Par ailleurs, l'historien de l'économie accuse également les deux grands partis qui ont gouverné en démocratie, le PS et le PSD, de ne pas avoir été capables de générer des réformes pour converger avec le reste de l'Europe.

Il y a quatre ans, le Portugal a été rétrogradé au rang de "démocratie imparfaite", et depuis lors, il n'a jamais réussi à retrouver le statut de "démocratie pleine" qu'il avait en 2019.

L'indice de démocratie 2023, publié par l'Economist Intelligence Unit, place le pays au 31e rang mondial, perdant ainsi trois places par rapport à l'année dernière et enregistrant son plus mauvais résultat depuis 2013.

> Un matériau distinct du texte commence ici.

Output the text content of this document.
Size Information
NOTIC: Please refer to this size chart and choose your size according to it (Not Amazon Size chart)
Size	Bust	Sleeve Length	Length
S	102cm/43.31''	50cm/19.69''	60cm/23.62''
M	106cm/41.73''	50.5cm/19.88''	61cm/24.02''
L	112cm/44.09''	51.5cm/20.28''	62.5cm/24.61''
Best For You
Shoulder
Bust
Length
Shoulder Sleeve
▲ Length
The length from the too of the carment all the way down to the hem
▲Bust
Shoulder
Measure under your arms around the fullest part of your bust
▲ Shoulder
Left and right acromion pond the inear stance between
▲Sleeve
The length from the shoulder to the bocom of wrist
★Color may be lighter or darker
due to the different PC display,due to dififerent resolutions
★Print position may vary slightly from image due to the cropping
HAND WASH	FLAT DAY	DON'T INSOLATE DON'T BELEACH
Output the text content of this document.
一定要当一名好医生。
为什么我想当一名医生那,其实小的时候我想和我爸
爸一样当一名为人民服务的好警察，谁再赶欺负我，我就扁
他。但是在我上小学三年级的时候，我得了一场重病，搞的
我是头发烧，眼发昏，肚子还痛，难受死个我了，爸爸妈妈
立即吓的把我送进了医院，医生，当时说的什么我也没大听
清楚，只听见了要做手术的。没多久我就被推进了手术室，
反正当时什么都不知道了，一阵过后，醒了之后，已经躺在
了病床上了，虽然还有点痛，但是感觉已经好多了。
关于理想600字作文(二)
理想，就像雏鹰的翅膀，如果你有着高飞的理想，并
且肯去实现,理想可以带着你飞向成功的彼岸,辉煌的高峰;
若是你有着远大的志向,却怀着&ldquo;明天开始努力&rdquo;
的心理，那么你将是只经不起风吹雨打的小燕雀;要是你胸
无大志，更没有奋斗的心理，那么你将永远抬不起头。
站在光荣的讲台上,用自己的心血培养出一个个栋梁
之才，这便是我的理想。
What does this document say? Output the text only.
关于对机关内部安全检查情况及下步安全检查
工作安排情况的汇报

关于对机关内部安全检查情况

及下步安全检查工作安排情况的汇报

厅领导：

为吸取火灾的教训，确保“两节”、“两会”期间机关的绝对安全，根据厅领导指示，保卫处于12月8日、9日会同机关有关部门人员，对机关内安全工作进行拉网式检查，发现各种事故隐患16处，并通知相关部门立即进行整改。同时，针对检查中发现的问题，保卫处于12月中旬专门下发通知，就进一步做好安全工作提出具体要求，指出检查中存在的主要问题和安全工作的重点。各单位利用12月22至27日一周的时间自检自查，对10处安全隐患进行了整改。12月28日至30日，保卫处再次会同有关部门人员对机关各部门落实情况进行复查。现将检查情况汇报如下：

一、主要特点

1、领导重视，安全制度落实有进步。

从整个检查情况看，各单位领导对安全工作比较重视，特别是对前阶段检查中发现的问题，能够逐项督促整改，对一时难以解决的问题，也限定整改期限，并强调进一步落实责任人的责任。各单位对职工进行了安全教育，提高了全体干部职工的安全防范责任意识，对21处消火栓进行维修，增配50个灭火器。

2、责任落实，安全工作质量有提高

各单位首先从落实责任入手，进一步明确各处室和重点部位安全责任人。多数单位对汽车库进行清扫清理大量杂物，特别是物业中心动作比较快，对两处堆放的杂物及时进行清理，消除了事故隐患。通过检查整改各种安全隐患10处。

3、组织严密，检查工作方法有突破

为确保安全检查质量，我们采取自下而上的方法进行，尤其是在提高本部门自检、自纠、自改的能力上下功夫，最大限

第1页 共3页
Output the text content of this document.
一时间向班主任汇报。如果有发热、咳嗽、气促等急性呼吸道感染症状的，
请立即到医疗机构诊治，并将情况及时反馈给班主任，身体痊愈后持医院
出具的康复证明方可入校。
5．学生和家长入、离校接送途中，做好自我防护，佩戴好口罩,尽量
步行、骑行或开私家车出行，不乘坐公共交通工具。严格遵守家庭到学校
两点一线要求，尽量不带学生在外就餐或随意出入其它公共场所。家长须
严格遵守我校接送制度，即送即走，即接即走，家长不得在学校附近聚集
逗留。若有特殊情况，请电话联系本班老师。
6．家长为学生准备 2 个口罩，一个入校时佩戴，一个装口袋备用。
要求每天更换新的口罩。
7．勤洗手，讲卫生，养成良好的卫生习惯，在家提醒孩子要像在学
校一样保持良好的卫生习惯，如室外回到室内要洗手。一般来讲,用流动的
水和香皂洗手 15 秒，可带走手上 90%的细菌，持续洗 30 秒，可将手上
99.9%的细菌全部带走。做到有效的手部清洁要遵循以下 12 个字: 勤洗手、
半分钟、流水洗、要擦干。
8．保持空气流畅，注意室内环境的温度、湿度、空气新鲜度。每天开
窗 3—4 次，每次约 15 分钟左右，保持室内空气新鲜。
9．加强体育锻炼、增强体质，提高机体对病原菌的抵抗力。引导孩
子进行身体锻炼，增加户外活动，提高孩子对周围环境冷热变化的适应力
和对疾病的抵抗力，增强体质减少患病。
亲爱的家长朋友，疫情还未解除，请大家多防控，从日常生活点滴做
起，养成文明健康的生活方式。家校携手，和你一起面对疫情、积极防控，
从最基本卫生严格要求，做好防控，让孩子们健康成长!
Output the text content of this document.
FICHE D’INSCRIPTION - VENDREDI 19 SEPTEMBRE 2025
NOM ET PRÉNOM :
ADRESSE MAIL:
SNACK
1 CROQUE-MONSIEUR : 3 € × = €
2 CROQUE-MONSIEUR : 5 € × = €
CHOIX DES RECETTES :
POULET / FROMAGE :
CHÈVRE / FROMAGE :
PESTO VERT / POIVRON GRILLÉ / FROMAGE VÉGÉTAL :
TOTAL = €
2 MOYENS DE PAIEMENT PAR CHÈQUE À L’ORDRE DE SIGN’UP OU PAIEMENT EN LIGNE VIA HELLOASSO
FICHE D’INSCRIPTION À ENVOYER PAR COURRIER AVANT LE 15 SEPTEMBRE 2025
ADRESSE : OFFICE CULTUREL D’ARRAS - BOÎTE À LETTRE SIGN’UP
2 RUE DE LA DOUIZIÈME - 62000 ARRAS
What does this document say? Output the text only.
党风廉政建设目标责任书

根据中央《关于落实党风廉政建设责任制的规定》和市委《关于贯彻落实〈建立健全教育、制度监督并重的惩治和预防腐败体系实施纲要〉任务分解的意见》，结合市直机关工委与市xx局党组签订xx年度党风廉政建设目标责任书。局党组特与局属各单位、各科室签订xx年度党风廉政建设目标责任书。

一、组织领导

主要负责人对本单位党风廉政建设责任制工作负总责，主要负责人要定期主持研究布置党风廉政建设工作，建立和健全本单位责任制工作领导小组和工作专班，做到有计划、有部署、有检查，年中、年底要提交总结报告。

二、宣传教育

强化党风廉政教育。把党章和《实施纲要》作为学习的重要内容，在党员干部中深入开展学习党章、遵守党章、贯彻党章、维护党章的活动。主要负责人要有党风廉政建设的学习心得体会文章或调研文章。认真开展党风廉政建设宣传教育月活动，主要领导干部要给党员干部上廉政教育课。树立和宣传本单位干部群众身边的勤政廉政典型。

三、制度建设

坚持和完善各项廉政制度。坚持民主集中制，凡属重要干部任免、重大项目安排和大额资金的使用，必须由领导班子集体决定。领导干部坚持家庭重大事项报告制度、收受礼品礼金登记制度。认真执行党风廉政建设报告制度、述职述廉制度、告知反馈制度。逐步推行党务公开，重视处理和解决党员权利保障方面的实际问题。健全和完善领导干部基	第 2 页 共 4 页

Ce recul est principalement dû à l'évaluation du critère "fonctionnement du gouvernement", pour lequel le pays n'obtient qu'une note de 6,79, soit une baisse substantielle par rapport à l'année dernière (7,50). Le Portugal est l'un des trois seuls pays d'Europe occidentale classés comme "démocratie imparfaite", avec la Belgique et l'Italie.